Lass die faszinierende Ausstrahlung, der schimmernde Wasserfall von langen, schwarzen Haaren, der sinnliche Mund und sonst irgendwelche erotischen Vorzüge wirkungslos bleiben.
Warum wurde sie eingestellt? Wegen einem Intelligenzhorizont, der ausschließlich Vorteile für'das KC-Imperium einbringt?
Stroh ist nicht intelligent!
Was denke ich...
Warum denke ich?
+
" Selbst Yako hat die Prüfung geschafft!"
" Ich weiss..."
" Du hast echt 0 im Kopf - was ist los mit dir, verdammt?" Sie hört sich an wie ein Erziehungsberechtigter, der sich daran festgebissen hat, mich zu formen - mich mit Fachwissen vollzustopfen.
" Weiss nicht." Fragt mich nicht, wie viele Demütigungen ich ertragen muss, wieviele Schläge ins Gesicht. Habe resigniert, dass ich zu den Losern gehöre.
Zu den Menschen, die unter Gedächtnisschwund leiden.
Ich habe kein Unterbewusstsein. Ich denke mit 10%iger Gehirnkapazität.
Kains Moralpredigt zieht an mir vorbei, schänden die Ohren.
" Kaoru, du bist soo-o dumm!! Was wirst du jetzt machen?"
" Weiss nicht." Die Stimme klingt tonlos.
" Mädchen, du bist durchgefallen!" Ich verkrampfe mich immer weiter.
Mit gesenkten Kopf nähert man sich der Straßenkreuzung.
" Rede mit mir, Kaoru!!"
Ich lasse meine Freundin rumquitschen, lasse sie ohne ein "Thüß" stehen. Bleibe stehen, während andere Passanten wie ich auf das Umschalten der Ampel warten.
Der hektische Verkehr erliegt und man kann die Straße überqueren.

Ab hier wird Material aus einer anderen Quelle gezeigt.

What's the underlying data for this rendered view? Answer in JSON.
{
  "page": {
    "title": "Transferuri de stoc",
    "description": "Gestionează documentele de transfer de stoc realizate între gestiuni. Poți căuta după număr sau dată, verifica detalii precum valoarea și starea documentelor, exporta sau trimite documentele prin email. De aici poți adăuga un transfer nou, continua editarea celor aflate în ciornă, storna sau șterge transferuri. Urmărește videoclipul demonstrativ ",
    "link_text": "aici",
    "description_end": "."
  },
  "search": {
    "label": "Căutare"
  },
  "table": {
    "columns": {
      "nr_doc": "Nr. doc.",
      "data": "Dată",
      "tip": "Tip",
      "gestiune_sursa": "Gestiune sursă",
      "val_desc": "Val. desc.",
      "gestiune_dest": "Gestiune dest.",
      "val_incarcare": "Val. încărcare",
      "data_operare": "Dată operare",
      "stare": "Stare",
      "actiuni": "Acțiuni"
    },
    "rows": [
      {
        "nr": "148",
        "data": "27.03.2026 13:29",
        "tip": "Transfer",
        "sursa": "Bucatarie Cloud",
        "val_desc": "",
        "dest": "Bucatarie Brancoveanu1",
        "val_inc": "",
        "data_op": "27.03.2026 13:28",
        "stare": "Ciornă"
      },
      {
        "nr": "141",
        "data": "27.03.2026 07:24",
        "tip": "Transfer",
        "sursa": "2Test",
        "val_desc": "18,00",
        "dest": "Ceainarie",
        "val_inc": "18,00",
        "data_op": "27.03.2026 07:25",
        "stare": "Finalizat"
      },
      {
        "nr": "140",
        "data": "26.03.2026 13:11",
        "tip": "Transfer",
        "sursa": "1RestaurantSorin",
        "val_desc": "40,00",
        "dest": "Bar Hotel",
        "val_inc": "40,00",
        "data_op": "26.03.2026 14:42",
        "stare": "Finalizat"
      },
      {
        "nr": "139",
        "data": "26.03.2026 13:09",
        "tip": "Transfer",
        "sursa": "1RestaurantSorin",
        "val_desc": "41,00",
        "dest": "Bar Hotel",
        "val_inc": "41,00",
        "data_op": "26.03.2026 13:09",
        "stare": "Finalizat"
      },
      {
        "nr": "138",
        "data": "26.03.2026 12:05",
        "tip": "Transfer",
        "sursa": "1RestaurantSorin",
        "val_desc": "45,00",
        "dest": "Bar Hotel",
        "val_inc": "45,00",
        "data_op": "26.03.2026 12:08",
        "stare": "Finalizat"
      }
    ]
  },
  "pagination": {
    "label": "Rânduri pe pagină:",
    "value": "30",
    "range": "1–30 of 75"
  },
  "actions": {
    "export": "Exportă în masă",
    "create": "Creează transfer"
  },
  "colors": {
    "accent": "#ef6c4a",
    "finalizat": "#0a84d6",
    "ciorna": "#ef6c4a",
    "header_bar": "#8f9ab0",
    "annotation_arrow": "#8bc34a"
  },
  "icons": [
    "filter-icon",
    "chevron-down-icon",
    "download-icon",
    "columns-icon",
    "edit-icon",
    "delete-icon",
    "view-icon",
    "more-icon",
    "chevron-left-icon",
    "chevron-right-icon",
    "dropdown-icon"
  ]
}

Ohne zu befürchten, von 1000 Karosserien zermatscht zu werden.
Kurz stelle ich mir vor, mit eingeschlagenen Schädel unter einem der Fahrzeuge wegzusterben.
Ich bin durch die Prüfung gefallen.
Kain hat vollkommen recht.
Jedes Wort aus ihrem Mund ist wahr. Vielleicht wird der nächste Test besser, obwohl ich nicht klar denken kann.
Nächste Woche, Freitag, Japanisch.
3te Stunde.
Mein rätselhaftes Verhalten wird mysteriöser.